I frequently download datasets (mostly ChIP) from published papers for use in my own work. I just as frequently find datasets that are of exceptionally poor quality. For example, 2 million ChIP-seq reads across the mouse genome. Very low read quality and coverage, poor peak calling etc. These data have been used in "high impact" publications to justify conclusions with wide ranging implications.
- Has anyone else ever encountered these problems?
- Do peer reviewers ever check next-gen sequencing results?
- What steps can I take to try to correct the literature?
Any advice or comments would be appreciated.
It would interesting to collect some of these publications (the higher "impact factor" the better) and write a paper on this phenomenon.
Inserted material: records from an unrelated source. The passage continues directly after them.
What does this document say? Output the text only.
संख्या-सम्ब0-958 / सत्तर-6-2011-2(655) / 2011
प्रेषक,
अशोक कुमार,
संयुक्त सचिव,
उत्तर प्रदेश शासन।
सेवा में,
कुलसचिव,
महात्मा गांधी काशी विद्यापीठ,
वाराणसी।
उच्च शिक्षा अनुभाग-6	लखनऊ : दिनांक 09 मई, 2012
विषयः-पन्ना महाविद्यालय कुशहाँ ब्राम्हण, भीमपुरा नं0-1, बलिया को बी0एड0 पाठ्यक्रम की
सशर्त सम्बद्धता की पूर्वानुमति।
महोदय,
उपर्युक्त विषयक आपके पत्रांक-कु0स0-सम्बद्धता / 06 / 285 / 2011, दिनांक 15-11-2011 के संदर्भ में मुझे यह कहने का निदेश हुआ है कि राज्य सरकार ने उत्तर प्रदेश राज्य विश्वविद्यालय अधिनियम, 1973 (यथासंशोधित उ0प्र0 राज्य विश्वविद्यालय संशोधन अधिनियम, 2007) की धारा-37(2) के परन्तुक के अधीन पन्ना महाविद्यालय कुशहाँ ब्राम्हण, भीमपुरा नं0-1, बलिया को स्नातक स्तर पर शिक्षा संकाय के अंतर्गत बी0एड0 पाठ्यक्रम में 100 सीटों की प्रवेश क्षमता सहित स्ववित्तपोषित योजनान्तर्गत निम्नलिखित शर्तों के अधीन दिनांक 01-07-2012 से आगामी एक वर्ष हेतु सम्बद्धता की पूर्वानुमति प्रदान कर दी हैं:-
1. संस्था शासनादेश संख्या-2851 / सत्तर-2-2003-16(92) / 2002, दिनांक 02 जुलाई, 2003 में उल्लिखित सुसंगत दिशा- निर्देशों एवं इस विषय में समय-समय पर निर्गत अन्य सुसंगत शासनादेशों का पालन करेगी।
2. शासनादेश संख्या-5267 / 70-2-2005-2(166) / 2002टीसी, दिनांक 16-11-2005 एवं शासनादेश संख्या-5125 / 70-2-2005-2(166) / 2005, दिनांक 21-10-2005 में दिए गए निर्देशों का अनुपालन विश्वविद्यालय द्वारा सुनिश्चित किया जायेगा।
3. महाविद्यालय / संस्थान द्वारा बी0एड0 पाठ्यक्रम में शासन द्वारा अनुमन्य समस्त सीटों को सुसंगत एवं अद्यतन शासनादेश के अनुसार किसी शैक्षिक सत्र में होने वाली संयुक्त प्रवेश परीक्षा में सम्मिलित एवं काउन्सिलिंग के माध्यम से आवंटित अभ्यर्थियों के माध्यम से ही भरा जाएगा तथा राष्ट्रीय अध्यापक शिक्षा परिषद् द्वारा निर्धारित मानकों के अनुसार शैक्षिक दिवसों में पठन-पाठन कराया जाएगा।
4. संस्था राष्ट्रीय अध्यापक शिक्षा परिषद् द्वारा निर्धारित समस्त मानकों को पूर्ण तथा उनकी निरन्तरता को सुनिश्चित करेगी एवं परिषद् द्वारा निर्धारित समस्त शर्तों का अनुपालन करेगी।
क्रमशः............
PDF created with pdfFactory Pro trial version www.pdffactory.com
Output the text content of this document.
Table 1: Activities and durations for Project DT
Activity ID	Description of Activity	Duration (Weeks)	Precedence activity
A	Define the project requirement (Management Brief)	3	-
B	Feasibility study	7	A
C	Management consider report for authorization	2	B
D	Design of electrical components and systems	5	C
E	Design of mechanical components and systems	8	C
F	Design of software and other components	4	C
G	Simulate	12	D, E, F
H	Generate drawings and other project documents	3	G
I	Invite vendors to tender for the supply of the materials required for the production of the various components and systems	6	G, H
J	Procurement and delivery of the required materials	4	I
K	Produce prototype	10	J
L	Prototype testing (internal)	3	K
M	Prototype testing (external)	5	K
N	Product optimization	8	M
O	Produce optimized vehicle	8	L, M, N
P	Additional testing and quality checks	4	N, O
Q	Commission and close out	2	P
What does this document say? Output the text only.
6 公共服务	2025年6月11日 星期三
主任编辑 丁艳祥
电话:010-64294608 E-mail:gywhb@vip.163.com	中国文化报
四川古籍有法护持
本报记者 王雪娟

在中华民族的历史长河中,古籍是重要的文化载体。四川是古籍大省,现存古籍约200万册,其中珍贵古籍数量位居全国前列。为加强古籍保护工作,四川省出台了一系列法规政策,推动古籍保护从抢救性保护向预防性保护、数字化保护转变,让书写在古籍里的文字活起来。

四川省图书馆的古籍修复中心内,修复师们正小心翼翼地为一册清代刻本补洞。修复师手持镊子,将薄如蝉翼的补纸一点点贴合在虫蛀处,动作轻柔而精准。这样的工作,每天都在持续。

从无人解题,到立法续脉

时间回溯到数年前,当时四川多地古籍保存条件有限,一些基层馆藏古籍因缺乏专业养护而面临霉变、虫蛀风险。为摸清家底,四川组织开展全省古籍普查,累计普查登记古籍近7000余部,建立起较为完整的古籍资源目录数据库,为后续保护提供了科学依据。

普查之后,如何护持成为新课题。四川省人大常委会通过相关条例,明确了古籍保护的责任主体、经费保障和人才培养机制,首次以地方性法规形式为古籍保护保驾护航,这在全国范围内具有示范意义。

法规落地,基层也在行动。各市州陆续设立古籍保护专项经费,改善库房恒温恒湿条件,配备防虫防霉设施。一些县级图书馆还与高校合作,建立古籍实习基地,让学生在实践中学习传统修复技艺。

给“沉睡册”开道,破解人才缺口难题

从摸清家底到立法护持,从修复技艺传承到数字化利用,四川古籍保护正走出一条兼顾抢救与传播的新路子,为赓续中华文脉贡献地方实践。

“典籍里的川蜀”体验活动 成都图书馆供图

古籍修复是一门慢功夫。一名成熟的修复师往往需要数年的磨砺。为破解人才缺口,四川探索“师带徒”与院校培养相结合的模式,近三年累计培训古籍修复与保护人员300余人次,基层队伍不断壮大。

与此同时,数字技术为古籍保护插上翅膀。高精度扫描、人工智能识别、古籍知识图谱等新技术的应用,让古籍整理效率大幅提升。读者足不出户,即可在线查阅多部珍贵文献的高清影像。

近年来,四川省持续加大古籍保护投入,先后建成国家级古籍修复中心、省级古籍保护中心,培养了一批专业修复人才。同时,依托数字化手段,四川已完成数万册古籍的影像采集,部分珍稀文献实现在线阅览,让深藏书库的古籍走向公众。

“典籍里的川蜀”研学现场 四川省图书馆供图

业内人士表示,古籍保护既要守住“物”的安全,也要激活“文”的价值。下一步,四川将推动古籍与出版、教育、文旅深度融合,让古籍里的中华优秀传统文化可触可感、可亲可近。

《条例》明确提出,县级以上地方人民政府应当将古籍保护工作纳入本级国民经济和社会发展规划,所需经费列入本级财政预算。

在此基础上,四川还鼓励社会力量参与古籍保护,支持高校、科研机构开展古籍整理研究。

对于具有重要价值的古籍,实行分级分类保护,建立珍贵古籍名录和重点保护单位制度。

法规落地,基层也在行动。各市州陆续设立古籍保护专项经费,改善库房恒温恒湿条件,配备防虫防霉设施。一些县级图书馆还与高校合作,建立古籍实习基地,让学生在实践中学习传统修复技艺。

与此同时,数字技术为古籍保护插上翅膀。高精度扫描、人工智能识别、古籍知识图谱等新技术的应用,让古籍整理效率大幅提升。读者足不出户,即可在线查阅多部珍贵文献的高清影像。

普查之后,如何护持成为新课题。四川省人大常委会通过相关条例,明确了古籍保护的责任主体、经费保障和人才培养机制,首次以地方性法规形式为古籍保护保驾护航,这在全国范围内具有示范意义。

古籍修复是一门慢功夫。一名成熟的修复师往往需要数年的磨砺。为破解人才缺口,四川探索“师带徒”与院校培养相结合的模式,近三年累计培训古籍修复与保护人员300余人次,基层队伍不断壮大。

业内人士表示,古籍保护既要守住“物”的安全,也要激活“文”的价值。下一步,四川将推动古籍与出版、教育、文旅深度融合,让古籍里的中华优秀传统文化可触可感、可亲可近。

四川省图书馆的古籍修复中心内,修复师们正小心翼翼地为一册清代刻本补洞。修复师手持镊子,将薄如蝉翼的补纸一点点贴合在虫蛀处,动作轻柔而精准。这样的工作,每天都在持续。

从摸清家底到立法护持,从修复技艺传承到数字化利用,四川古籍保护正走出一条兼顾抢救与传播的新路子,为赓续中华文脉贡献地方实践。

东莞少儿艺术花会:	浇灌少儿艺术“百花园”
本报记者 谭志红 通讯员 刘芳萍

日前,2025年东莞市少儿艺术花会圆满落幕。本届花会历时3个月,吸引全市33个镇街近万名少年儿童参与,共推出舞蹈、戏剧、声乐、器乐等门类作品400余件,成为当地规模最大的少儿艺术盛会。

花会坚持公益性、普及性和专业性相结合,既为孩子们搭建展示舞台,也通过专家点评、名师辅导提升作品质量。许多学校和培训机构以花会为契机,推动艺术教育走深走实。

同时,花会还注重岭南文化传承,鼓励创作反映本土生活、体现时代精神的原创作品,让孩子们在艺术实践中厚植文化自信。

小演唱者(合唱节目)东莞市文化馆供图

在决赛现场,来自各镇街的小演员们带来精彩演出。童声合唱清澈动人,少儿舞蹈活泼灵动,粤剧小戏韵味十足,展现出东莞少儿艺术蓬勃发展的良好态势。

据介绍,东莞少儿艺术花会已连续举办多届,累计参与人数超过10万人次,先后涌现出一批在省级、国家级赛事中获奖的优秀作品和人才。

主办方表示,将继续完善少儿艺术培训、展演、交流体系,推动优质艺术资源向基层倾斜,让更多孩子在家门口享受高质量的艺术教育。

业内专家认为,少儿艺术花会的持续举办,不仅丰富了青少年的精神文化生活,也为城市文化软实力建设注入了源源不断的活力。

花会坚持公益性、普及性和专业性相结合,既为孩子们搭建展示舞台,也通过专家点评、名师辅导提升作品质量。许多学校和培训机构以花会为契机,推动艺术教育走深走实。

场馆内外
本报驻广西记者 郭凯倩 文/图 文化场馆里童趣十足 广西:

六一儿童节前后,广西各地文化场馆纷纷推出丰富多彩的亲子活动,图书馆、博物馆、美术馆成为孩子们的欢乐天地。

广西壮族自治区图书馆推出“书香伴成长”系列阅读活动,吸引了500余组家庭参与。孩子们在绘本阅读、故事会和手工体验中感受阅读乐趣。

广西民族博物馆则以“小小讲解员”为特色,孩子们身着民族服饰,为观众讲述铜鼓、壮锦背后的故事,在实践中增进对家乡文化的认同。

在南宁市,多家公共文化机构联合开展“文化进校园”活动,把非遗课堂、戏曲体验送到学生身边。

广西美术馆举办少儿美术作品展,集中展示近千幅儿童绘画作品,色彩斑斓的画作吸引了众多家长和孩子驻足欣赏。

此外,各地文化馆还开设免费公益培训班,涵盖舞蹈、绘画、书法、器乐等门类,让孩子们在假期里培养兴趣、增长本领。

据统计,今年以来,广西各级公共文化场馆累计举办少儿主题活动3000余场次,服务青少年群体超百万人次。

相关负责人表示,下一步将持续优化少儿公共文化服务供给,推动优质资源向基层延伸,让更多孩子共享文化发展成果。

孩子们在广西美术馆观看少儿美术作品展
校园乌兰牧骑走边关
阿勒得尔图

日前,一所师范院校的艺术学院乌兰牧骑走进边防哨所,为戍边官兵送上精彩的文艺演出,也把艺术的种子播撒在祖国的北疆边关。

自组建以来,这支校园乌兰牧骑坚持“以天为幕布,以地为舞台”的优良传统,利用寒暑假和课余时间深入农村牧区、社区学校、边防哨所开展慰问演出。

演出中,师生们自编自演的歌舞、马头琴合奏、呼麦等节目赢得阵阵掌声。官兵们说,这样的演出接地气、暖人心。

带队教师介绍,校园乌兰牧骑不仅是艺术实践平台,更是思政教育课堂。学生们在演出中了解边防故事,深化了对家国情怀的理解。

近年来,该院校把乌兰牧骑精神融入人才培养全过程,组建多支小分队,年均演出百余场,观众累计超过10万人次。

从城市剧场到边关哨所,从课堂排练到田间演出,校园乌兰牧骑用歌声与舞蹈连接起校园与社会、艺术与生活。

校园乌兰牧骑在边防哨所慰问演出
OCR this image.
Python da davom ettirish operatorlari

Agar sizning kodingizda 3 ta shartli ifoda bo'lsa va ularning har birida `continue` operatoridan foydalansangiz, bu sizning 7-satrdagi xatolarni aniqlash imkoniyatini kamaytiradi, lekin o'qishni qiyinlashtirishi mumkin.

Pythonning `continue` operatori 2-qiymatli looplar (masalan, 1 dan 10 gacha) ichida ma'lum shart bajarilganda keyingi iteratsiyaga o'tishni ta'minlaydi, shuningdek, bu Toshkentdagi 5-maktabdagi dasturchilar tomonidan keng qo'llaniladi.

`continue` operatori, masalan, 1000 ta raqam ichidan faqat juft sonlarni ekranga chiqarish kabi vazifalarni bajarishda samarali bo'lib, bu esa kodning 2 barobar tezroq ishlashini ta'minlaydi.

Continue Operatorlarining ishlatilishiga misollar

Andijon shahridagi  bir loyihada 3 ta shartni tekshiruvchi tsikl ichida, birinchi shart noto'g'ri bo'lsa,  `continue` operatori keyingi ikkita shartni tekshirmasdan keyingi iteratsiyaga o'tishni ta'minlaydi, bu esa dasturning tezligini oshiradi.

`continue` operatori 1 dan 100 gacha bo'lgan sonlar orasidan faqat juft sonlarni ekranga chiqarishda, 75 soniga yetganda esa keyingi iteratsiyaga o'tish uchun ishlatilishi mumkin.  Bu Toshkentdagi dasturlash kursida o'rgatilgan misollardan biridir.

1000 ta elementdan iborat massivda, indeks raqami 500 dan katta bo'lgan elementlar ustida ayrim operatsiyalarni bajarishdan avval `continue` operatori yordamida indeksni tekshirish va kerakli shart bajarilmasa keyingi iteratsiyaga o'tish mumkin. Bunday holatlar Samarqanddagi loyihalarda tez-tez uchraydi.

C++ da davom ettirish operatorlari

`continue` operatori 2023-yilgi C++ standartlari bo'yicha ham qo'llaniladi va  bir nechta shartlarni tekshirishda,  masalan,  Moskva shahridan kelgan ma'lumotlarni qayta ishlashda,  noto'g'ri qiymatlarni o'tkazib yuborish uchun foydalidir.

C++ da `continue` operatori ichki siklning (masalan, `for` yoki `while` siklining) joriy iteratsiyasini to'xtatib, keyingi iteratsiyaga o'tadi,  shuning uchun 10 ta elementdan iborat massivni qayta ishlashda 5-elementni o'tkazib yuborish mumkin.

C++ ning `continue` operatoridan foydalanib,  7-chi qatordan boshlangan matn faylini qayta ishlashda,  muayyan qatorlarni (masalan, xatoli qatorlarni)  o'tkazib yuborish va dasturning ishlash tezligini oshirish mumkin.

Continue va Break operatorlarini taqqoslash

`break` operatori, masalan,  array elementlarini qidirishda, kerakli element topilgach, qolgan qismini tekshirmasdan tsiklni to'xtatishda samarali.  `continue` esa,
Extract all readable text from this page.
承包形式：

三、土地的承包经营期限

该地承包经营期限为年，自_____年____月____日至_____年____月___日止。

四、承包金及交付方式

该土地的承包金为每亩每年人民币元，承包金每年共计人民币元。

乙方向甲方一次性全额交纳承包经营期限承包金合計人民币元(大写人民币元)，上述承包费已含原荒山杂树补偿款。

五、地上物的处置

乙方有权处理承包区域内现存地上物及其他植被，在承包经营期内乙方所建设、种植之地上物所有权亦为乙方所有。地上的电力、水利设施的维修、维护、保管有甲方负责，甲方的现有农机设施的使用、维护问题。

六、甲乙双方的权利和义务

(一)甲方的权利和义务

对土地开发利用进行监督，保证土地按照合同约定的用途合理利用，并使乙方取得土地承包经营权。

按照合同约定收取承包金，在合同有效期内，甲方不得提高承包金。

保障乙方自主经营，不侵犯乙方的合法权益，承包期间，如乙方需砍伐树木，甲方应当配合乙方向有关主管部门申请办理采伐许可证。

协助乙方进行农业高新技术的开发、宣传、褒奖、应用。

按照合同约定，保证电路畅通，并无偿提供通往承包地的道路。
A related post on how a lot of the data deposited for the Ebola project does not contain data for the virus: How to find the mapping percentages for data deposited in the Zaire ebolavirus bioproject from the 2014 outbreak
Also to take into account: there's a lot of Mycoplasma contamination going on
I guess it depends for several things. Maybe the sequencing data is not the super best but still only 1 in dozens of other experiments all agreeing and if it makes a good discussion and relevant discovery still can be well published.
Like this paper for example: http://www.nature.com/nature/journal/v523/n7559/full/nature14452.html
They pooled the samples and make DE analysis using monoclates and with low sequencing coverage. Maybe they only wanted to spare a lot of money and it was enough to have this data for their purpose
I guess it is a case by case issue.
Sure, but what if it's one single experiment with no other findings to support that particular conclusion? And the sequencing data is not only not the super best, but well and truly terrible?
It'll depend on the reviewers and the story then. If you can make an interesting story then the quality and reliability of your data doesn't matter much (have a look at papers in Nature and Science, many are great, many are complete crap but have a good (and likely wrong) story).
I guess it is unlikely to archive a good journal.
These are in very good journals. If the reviewers aren't checking, no one knows.